The banded lateral opener uses a resistance band to create a distraction force while you work through shoulder external rotation and abduction. This mobilization improves front rack and press positions by addressing restrictions in the lateral rotator cuff and shoulder capsule.

Setup

  1. Anchor a resistance band at about elbow height. Loop the band around the working arm just above the elbow.
  2. Stand with your side toward the anchor, the band pulling your arm across your body (toward internal rotation and adduction).
  3. Resist the band by externally rotating your shoulder — rotate your forearm outward and slightly abduct the arm away from the midline.
  4. Hold at end-range external rotation for 2-3 seconds, then slowly return. Repeat for reps, or hold as a sustained stretch with gentle oscillations.

Coaching Cues

What to feel:

  • The muscles of the posterior rotator cuff working to externally rotate against the band
  • A stretch through the front and inside of the shoulder

Common mistakes:

  • Rotating the torso instead of isolating shoulder external rotation
  • Using too heavy a band initially — start light and build up
  • Shrugging the shoulder up toward the ear
Tip

Try this at different angles of shoulder abduction (arm at side, arm at 45 degrees, arm at 90 degrees).
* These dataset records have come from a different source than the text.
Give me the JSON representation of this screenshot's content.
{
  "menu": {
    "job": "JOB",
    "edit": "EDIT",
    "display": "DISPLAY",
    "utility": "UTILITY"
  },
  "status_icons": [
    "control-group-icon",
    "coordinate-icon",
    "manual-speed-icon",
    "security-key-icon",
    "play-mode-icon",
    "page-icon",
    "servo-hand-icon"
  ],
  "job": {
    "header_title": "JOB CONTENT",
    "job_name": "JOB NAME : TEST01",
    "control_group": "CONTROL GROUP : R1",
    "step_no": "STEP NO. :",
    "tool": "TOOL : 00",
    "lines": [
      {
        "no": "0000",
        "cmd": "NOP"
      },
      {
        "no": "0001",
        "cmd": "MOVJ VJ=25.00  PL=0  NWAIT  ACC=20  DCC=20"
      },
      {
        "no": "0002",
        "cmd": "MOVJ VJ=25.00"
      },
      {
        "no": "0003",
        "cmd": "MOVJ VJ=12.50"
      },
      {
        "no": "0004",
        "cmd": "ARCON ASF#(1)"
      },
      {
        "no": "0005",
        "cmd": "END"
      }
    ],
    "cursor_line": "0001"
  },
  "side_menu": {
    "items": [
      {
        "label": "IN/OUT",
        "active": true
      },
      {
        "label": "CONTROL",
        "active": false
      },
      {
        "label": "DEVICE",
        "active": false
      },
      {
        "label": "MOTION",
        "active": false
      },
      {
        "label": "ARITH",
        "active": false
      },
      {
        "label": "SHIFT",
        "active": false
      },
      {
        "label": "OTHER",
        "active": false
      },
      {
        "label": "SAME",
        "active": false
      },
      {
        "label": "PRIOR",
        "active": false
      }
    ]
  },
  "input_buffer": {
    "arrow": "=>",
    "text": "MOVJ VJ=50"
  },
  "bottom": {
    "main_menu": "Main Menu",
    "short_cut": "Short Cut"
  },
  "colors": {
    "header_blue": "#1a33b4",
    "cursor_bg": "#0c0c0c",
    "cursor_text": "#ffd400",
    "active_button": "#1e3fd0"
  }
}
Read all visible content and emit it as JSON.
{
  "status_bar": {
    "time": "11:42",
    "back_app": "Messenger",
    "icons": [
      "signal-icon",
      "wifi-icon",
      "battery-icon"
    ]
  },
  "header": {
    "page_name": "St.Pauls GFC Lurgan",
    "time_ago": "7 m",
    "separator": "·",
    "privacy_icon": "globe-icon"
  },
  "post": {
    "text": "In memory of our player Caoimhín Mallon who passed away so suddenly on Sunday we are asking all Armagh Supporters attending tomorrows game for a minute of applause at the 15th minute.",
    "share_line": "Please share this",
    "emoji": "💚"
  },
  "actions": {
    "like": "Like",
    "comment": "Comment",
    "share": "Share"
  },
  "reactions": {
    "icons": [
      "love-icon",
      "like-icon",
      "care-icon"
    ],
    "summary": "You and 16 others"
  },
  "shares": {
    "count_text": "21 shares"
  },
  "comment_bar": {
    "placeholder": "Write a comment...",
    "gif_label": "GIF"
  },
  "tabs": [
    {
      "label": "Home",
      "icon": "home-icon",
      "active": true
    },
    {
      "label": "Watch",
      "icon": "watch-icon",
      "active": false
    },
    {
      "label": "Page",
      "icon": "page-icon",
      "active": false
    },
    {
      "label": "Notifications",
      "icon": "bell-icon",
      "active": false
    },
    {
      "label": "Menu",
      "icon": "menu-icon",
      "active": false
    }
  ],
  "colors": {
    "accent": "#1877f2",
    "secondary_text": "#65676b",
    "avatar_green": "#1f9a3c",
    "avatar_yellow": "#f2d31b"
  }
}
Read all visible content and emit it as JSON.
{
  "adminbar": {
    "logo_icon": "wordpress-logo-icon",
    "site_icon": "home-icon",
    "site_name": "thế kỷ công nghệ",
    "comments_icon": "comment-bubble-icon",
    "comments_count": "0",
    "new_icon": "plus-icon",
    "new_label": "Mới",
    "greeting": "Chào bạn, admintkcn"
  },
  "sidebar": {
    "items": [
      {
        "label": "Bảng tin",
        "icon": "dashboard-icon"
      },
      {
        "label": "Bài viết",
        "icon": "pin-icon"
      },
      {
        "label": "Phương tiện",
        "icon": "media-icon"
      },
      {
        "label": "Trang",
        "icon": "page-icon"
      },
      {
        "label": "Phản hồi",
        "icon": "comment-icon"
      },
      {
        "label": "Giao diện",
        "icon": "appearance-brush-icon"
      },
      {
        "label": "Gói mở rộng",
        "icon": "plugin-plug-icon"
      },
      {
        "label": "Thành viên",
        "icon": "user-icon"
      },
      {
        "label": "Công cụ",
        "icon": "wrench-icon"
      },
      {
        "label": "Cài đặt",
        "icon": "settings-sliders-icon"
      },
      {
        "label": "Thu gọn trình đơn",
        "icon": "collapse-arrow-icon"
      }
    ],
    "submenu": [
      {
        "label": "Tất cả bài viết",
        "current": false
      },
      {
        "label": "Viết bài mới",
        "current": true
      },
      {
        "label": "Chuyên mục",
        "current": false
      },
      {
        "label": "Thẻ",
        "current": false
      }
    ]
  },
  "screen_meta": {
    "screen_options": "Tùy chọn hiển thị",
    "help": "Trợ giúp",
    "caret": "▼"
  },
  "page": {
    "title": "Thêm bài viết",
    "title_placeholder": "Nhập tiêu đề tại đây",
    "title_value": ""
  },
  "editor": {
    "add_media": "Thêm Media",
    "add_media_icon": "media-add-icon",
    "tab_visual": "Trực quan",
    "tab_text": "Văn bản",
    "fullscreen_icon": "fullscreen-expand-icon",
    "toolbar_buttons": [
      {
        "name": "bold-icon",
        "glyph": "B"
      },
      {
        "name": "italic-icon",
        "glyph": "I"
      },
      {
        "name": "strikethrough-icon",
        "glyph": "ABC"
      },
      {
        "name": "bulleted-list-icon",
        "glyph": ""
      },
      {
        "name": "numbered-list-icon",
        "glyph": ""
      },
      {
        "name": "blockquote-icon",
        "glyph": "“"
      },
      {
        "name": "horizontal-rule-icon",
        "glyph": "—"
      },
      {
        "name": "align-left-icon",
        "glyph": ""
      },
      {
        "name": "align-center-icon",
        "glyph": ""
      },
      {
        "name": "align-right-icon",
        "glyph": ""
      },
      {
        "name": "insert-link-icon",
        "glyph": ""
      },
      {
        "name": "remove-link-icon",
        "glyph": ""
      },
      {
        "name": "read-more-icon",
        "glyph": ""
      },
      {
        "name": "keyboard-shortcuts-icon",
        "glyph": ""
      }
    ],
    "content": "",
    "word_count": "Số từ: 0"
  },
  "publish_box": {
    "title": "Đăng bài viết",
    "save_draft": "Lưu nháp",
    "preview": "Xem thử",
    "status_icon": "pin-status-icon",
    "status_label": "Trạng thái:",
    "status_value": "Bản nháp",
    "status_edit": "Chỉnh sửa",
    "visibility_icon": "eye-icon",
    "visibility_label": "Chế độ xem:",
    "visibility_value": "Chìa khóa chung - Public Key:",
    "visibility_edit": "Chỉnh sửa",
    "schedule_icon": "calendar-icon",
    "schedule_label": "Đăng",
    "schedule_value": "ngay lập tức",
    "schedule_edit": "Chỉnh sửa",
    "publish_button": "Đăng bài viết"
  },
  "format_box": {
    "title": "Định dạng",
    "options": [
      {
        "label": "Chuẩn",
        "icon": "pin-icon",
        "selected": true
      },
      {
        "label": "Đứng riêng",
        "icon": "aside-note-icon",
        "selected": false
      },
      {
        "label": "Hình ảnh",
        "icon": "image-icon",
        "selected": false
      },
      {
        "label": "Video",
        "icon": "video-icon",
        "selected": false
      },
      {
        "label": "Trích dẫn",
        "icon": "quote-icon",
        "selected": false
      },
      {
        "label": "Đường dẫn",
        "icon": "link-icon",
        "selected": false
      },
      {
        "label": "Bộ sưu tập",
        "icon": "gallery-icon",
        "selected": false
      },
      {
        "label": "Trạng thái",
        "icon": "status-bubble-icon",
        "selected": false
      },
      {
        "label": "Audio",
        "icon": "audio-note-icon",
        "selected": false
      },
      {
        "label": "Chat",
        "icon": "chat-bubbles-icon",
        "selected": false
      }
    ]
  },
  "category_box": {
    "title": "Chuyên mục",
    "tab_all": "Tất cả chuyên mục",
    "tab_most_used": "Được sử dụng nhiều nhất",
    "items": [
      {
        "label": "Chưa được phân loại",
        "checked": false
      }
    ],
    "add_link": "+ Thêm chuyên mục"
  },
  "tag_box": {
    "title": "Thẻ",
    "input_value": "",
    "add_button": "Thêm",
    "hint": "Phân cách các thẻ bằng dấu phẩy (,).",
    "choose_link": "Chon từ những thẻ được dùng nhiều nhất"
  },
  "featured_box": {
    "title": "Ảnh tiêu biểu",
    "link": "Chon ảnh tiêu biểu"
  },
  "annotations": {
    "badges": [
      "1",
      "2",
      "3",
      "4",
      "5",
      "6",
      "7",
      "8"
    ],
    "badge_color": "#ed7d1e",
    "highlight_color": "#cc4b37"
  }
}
Each angle targets a slightly different part of the capsule and rotator cuff.

Video and animated demos coming soon.

Programming

Parameter Recommendation
Reps 10-15 per side, or hold 30-60 seconds
Sets 2-3 per side
Frequency 3-5 times per week
When to do it Upper body focus, full mobility session, pre-press/overhead work

Progressions

  1. Beginner: Light band, arm at side, small range of external rotation.
  2. Intermediate: Moderate band, arm at 90 degrees abduction, full external rotation.
  3. Advanced: Heavy band, combined with overhead reaching at end-range external rotation.